The most remarkable thing about the original 911, from an aesthetic point of view, is that it has no hard lines. There are no sharp creases on the bodywork — the shape just flows. The same is true of the new 911, 54 years later. The surfaces are meticulously controlled to shape the reflections, to give form and motion to the volumes. It’s like a rolling Henry Moore sculpture. Without such rigour, it could’ve easily looked like a sad blob, a jellybean. That it doesn’t speaks to the skill of its creators.
A few years ago, I did an informal poll of top automotive designers, including Ian Callum, Gordon Wagener, Alfonso Albaisa, and others. What is your favourite car? None of them could pick just one, but nearly all of them mentioned the 911.
No other sports car — save, perhaps, the Ford Mustang — has endured the decades so true to its original formula. The resemblance today is uncanny. It’s wider and lower, sure, but instantly recognizable. The engine is still a flat-six, mounted where the trunk should’ve been. The Museum of Modern Art recently added a 911 to its collection. Department: Architecture and Design. Medium: Steel.
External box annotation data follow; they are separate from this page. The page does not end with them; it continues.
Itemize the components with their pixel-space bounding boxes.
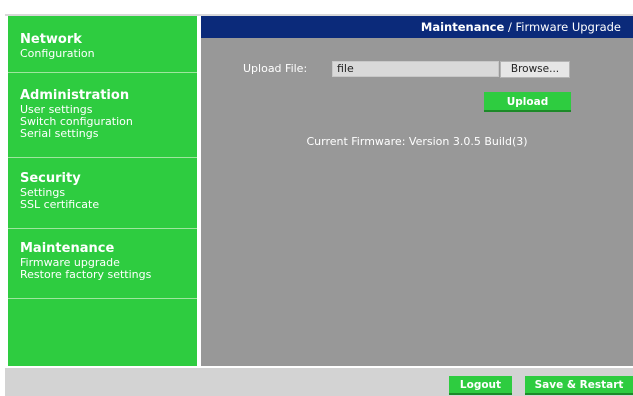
upload-file-label: Upload File: <box>243 62 308 75</box>
current-firmware-text: Current Firmware: Version 3.0.5 Build(3) <box>306 135 528 148</box>
footer-bar: Logout Save & Restart <box>5 368 633 396</box>
sidebar: Network Configuration Administration Use… <box>8 16 197 366</box>
sidebar-item-ssl-certificate[interactable]: SSL certificate <box>20 199 197 211</box>
sidebar-title-security[interactable]: Security <box>20 171 197 187</box>
sidebar-item-configuration[interactable]: Configuration <box>20 48 197 60</box>
logout-button[interactable]: Logout <box>449 376 512 395</box>
save-restart-button[interactable]: Save & Restart <box>525 376 633 395</box>
sidebar-title-maintenance[interactable]: Maintenance <box>20 241 197 257</box>
sidebar-item-serial-settings[interactable]: Serial settings <box>20 128 197 140</box>
sidebar-title-administration[interactable]: Administration <box>20 88 197 104</box>
main-panel: Maintenance / Firmware Upgrade Upload Fi… <box>201 16 633 366</box>
sidebar-item-restore-factory-settings[interactable]: Restore factory settings <box>20 269 197 281</box>
sidebar-title-network[interactable]: Network <box>20 32 197 48</box>
sidebar-section-maintenance: Maintenance Firmware upgrade Restore fac… <box>8 229 197 299</box>
sidebar-section-security: Security Settings SSL certificate <box>8 158 197 229</box>
breadcrumb-page: Firmware Upgrade <box>515 20 621 34</box>
breadcrumb-section: Maintenance <box>420 20 505 34</box>
sidebar-section-administration: Administration User settings Switch conf… <box>8 73 197 158</box>
upload-button[interactable]: Upload <box>484 92 571 112</box>
sidebar-section-network: Network Configuration <box>8 16 197 73</box>
breadcrumb: Maintenance / Firmware Upgrade <box>201 16 633 38</box>
browse-button[interactable]: Browse... <box>500 61 570 78</box>
upload-file-input[interactable]: file <box>332 61 499 77</box>
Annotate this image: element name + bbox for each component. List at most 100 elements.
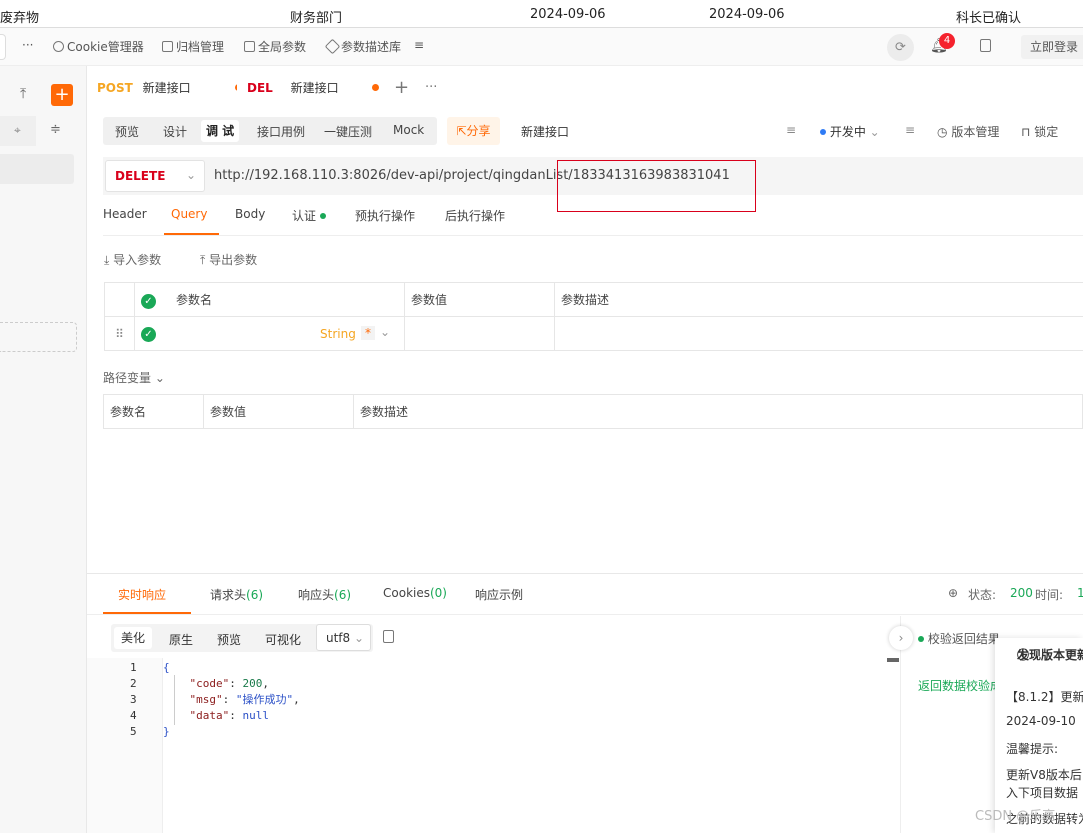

Small, underpowered and unusual, the 911 never should have survived. But it’s thriving. Over the decades, Porsche’s engineers were able to turn the 911’s weaknesses into strengths. Small meant lightweight. The unusual rear-engine layout gave it incredible traction. The combination has proved winning on both road and track, where it remains the most successful racecar of all time.
For the millionth example, Porsche has allowed the 911 modest embellishments. This special edition has chrome around the windows and real gold lettering on the engine cover. The interior is finished in mahogany, leather, and houndstooth upholstery. Mind you, the Irish Green paint remains subdued. Pass it on the street, and you wouldn’t even give the car a second glance — although perhaps now, more than ever, you should.
THE GREAT 911S
It’s impossible to pick a single best 911 of the last 54 years, so here are a few of our favourites.
1. 1978 Porsche 911 Turbo 3.3
The first-generation Turbo, with its fat wheel arches and whale of a tail, has an unmistakable silhouette. One of the coolest cars ever? Probably. The later 3.3-litre version had more power, and an even bigger wing.
2. 1984 Porsche 911 (type 953) Dakar
It was built for autobahns and back roads, but there was nothing the 911 couldn’t tackle. Back in 1984, it won the Paris-Dakar, the toughest rally in the world.
3. 1993 Porsche 911 GT2
The meanest, nastiest, gnarliest 911 ever. The first-ever GT2 earned the nickname “Widowmaker” because its 425 horses liked to try and buck drivers off the road.
4. 2011 Porsche 911 GT3 RS 4.0
Porsche took the exotic 4.0-litre flat-six from its racecars and fitted it into this limited-edition street machine. With 500 naturally aspirated horsepower, this car makes grown adults go weak in the knees.